Understanding the qualities that define how well a system behaves
In system design, there's no perfect solution. Every decision is a trade-off.
Want high speed? You might sacrifice consistency.
Want high availability? You might accept stale data.
To make smart trade-offs — especially in interviews — you need to understand the qualities we're balancing. These qualities are called Non-Functional Requirements (NFRs).
They don't describe what the system does. They describe how well it behaves.
Is the system up and reachable when users need it?
Availability is often expressed in "nines":
Google Search is available almost all the time. Even if one data center fails, traffic is rerouted instantly.
Why it matters: If your system isn't available, users can't use it — no matter how good your features are.
Does the system behave correctly over time?
A calculator that's always on but sometimes gives wrong answers is unreliable.
When you order something from Amazon, you expect it to be placed once, charged once, and shipped once — no duplicates or silent failures.
Why it matters: A system that's unreliable breaks trust — and trust is everything in software.
Can the system handle growth — more users, more data, more traffic?
Add more power to one machine (like upgrading your laptop)
Add more machines and split the work (like hiring more chefs in a busy kitchen)
Instagram handles billions of photo uploads. It scales horizontally across servers and regions.
Why it matters: Scalability ensures your system doesn't collapse when demand grows.
How much work can your system handle per second? It's about volume — not speed.
A toll booth that processes 100 cars per minute has high throughput. If it only handles 5, traffic jams.
Stripe processes thousands of payments every second. YouTube streams petabytes of video every minute.
Why it matters: High throughput means your system can handle heavy traffic without choking.
Can the system survive failures and keep running?
A bridge that still works even if one pillar collapses — that's fault tolerance.

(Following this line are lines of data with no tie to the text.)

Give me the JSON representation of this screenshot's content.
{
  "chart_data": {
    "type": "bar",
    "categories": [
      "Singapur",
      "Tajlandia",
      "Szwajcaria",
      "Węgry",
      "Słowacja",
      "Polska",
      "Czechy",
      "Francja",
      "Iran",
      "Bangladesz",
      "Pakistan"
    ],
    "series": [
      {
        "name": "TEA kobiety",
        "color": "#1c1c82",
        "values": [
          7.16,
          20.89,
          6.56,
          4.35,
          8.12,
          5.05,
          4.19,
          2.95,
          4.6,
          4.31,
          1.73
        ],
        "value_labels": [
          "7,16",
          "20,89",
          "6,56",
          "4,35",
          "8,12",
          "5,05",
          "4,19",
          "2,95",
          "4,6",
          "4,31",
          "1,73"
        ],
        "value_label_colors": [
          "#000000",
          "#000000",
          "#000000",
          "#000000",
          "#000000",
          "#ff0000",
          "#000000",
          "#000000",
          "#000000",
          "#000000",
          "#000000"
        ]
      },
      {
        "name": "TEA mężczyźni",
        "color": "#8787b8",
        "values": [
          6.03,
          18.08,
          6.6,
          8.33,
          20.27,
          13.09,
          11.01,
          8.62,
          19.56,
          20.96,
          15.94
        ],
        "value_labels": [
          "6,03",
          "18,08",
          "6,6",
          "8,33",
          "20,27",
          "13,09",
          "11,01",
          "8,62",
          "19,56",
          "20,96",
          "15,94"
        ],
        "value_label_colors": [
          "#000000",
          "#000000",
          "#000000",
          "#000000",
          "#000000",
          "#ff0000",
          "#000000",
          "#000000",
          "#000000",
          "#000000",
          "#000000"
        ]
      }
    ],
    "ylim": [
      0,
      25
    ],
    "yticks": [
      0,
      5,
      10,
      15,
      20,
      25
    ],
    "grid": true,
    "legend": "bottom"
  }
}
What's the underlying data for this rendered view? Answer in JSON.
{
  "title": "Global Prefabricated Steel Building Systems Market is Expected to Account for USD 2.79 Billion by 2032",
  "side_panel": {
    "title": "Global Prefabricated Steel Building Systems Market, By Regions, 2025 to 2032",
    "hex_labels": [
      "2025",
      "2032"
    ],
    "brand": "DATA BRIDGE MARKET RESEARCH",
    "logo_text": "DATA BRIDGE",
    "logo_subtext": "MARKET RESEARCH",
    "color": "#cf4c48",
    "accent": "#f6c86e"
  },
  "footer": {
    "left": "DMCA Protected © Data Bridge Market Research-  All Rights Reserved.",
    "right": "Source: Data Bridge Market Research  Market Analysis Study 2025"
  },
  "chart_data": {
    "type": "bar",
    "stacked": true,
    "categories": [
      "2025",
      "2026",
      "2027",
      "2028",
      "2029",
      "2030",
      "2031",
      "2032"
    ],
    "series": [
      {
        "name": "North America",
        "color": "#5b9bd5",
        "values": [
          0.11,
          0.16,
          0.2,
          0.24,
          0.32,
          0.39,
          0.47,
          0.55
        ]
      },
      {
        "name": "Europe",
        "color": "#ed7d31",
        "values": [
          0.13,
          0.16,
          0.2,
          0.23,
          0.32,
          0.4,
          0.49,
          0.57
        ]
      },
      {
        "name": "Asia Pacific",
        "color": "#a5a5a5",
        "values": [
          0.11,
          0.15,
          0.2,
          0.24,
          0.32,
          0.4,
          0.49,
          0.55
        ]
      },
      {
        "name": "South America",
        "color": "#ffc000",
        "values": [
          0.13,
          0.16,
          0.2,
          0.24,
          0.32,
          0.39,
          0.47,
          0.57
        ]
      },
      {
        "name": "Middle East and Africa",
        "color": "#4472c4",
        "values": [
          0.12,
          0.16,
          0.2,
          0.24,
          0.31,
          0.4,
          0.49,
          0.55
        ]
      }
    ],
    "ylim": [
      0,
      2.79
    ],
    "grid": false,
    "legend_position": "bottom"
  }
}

Netflix randomly shuts down servers to test fault tolerance. Their system keeps working even when parts fail.
Why it matters: Failures are inevitable. Fault tolerance makes sure they don't take down your whole system.
How easy is it to fix, change, or improve the system?
A car with modular parts is easier to repair than one that needs a specialist for every fix.
GitHub uses modular microservices — teams can update features independently. Enterprise CRMs must be easy to customize and debug.
Why it matters: Maintainable systems evolve faster, break less, and are easier to debug.
| NFR A | Related To | Why They're Linked |
|---|---|---|
| Availability | Fault Tolerance | Faults must be handled to stay available |
| Reliability | Fault Tolerance | Surviving failures keeps data safe |
| Scalability | Throughput | More machines = more capacity |
| Maintainability | Reliability | Easier fixes = fewer bugs |
Non-functional requirements are the compass of system design. They help us build systems that aren't just functional — they're fast, reliable, scalable, and resilient. As we move forward in this course, we'll explore the techniques that help us achieve these goals — one trade-off at a time.